Chez nous, mais pas seulement ici, l’environnement est une source constante de préoccupation sociale. Les revendications sont nombreuses pour identifier les pistes d’une meilleure protection de notre environnement dans le nord du Québec, face au développement forestier et minier, près des grands centres urbains, face au nucléaire, dans les eaux territoriales, face à la diminution et la disparition des espèces, dans l’agriculture, face à l’industrie agroalimentaire grandissante.
Mais pourquoi ça ? ne pourrions-nous nous contenter de ce que nous avons, sans s’en soucier ? Beaucoup sont comme ça. Mais pas tout le monde, et heureusement. Et depuis longtemps déjà. Encore plus depuis les échecs cuisants des pays membres de l’ONU lors des sommets sur l’environnement de Rio en 1992, de Johannesburg en 2002 et de Rio, encore, en 2012, sur…sur…voilà le hic !
Normalement, ces rencontres de haut niveau (gestion supérieure) devaient accoucher de politiques et de mesures pour mieux protéger l’environnement et pour mieux contrer les effets destructeurs du développement, industriel en majeure partie, lié aux push (putsch) des grandes industries du monde: les pétrolières et les minières, l’agro-alimentaire, l’automobile, l’aviation, les infrastructures. Surtout, surtout, depuis que l’on connaît mieux les impacts sur l’environnement : eau, terre, nappes phréatiques, océans, climat, des activités de développement. A moins d’avoir une tête d’autruche, on sait aussi que ces activités sont des faits de l’homme, non des plantes !
Tout le dilemme, qui devra un jour être résolu, reste selon moi, dans la conscience que nous avons de notre responsabilité socio-politico-environnementale; ou un brin de morale. Une discussion avec un ami et étudiant en écologie de l’université de Montréal tournait autour de la responsabilité partagée dans cette problématique, car problématique il y a et c’est peu dire. Une responsabilité individuelle d’abord, qui mène à une conscience collective, et une responsabilité sociale : les impacts dans la société de nos gestes et de nos comportements. Or, tous les notables de l’économie et du développement nous rabâchent l’action de »la main invisible », ou de »la pieuvre dont nous ne contrôlons pas le rôle (…) », comme un inconscient qui agit sur nous, en nous, sans relâche et qui fait miroiter, que sais-je, le paradis sur terre (sans doute !). Nous sommes davantage dans l’adage »charité bien ordonnée commence par soi-même » plutôt que dans la recherche »du bonheur pour autrui »; parce que si nous cherchions le bonheur d’autrui, nous n’en serions pas à la croisée des chemins, entre les hommes de bonne volonté.

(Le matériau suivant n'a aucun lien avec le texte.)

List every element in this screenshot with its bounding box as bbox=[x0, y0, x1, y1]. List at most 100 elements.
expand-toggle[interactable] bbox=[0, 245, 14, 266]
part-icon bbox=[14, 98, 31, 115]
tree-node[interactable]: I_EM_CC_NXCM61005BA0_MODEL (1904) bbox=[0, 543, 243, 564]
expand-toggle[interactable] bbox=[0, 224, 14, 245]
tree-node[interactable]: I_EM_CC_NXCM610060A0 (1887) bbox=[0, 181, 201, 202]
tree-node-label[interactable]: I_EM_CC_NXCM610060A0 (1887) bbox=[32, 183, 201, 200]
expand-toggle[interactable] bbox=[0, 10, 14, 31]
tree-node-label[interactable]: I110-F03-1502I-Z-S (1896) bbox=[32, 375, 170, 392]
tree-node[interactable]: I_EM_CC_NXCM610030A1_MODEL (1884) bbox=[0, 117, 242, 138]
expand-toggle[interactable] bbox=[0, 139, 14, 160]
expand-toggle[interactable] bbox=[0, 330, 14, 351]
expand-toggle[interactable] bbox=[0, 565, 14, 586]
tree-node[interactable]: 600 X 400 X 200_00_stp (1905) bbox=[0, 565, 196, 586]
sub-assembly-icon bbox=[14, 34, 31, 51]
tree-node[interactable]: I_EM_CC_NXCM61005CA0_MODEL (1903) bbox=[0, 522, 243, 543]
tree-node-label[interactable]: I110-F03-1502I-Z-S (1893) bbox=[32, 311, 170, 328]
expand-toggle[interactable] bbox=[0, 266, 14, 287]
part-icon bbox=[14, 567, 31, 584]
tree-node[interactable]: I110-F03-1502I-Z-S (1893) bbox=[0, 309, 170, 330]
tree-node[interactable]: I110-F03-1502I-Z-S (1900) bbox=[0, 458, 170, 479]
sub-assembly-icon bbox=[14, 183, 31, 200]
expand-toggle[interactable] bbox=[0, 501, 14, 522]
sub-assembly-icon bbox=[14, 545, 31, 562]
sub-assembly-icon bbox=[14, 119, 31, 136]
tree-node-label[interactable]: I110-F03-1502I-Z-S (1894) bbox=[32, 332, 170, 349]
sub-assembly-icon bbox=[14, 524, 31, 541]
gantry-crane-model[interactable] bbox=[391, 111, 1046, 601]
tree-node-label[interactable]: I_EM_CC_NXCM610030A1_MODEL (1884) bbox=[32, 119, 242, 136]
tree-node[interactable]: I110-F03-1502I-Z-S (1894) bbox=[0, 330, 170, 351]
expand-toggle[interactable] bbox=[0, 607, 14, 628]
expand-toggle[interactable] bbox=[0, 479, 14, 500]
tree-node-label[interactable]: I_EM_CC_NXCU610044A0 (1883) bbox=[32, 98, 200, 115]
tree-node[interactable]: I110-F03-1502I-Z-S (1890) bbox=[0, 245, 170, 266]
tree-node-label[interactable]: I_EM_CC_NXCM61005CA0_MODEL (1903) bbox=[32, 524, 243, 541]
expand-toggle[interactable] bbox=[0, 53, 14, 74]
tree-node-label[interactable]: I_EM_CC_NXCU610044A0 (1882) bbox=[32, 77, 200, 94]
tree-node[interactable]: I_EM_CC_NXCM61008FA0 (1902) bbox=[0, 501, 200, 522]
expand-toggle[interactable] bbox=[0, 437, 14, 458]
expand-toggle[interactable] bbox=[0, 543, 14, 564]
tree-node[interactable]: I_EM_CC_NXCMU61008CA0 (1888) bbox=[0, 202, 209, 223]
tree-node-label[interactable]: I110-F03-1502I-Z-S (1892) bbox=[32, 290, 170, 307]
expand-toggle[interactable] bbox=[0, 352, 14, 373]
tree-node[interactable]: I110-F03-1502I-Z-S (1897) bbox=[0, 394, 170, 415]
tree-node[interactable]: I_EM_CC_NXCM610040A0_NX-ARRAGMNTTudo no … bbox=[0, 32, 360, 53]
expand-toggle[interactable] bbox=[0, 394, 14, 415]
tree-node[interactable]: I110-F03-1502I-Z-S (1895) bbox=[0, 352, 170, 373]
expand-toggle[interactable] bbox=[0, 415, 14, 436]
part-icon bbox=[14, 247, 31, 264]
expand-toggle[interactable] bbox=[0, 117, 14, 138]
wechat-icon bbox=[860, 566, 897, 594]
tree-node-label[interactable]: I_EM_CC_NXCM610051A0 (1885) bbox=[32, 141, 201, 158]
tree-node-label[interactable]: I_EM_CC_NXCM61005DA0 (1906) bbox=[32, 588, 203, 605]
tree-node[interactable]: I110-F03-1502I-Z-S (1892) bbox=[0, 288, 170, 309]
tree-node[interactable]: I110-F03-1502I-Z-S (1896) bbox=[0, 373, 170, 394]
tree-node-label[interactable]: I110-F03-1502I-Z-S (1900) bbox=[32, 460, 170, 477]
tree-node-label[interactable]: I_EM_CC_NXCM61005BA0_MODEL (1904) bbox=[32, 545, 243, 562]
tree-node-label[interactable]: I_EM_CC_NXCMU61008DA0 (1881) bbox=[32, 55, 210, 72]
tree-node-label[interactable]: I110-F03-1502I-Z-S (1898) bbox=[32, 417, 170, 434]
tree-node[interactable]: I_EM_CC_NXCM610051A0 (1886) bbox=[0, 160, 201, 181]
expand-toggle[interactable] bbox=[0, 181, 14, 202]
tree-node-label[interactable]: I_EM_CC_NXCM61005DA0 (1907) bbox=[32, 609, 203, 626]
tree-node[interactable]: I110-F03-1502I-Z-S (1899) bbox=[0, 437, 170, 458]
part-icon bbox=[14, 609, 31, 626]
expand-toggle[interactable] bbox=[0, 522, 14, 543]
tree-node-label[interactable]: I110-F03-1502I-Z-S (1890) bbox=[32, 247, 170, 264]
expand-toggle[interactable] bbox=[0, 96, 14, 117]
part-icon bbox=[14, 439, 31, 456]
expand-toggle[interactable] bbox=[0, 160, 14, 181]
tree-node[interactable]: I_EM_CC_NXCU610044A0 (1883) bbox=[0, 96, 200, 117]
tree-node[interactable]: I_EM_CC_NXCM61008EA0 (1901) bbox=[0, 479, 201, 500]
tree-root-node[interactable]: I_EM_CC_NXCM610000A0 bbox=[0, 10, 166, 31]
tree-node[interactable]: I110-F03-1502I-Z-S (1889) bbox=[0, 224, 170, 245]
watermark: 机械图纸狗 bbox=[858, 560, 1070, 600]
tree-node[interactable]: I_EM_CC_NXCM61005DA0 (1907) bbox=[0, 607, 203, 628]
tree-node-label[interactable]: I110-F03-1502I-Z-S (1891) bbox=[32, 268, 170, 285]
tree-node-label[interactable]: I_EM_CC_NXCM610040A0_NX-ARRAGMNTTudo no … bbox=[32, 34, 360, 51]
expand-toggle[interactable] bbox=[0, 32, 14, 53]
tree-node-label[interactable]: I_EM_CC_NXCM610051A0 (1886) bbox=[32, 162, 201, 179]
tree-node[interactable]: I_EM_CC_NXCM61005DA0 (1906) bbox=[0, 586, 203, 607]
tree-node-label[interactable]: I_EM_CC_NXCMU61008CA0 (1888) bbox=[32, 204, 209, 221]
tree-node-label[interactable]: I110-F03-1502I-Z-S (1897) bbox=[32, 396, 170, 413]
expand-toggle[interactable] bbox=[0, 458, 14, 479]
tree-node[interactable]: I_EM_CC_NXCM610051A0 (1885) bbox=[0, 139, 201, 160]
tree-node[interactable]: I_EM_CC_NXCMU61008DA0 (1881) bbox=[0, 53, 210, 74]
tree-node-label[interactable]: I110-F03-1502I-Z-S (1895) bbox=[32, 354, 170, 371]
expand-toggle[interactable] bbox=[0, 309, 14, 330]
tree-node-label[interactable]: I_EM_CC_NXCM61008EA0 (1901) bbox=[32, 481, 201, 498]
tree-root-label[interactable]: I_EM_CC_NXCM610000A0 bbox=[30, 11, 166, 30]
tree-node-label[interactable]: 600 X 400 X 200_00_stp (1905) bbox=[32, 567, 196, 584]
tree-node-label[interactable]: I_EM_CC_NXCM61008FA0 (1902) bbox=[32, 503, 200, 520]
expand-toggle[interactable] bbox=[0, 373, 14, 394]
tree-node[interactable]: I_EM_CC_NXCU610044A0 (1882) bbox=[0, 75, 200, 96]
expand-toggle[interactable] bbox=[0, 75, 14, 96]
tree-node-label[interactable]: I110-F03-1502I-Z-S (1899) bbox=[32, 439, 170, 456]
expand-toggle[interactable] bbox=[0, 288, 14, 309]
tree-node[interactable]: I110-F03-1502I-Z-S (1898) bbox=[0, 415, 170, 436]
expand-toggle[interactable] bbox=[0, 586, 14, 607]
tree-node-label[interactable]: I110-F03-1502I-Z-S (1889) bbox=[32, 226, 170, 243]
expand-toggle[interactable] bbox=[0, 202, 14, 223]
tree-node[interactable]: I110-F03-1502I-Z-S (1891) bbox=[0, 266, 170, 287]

L’acculturation est un phénomène cognitif sournois. Elle est constituée d’un glissement identitaire de soi vers l’autre, ou de l’autre vers soi. L’éducation des parents vers leurs enfants en est un bel exemple, puis celle, moins formelle, des enseignants auprès de leurs élèves, et encore, celle de tous les acteurs sociaux visibles et des médias vers…leurs sujets. C’est-à-dire nous ! S’adapter, changer, se transformer sont probablement tant d’activités humaines qui visent à mieux se comprendre, entre nous, à mieux digérer le monde changeant, et a nous faire avaler des couleuvres, incluant les médicaments post-opération. Combien de médicaments devons nous avaler pour mieux digérer l’indigeste ? Une panoplie ! Et je ne parle seulement des petites pillules vertes ou bleues.
Comme alternatives nous avons quelques choix. Consommer davantage de petites pillules multicolores, consommer moins, recycler davantage, forcer les industries à moins produire et donc à moins consommer aussi, forcer les gouvernants à considérer les résidents et habitants du territoire sur leurs besoins, dans le vrai sens du terme ‘autochtone’, couper l’influence des médias ou écouter le silence,.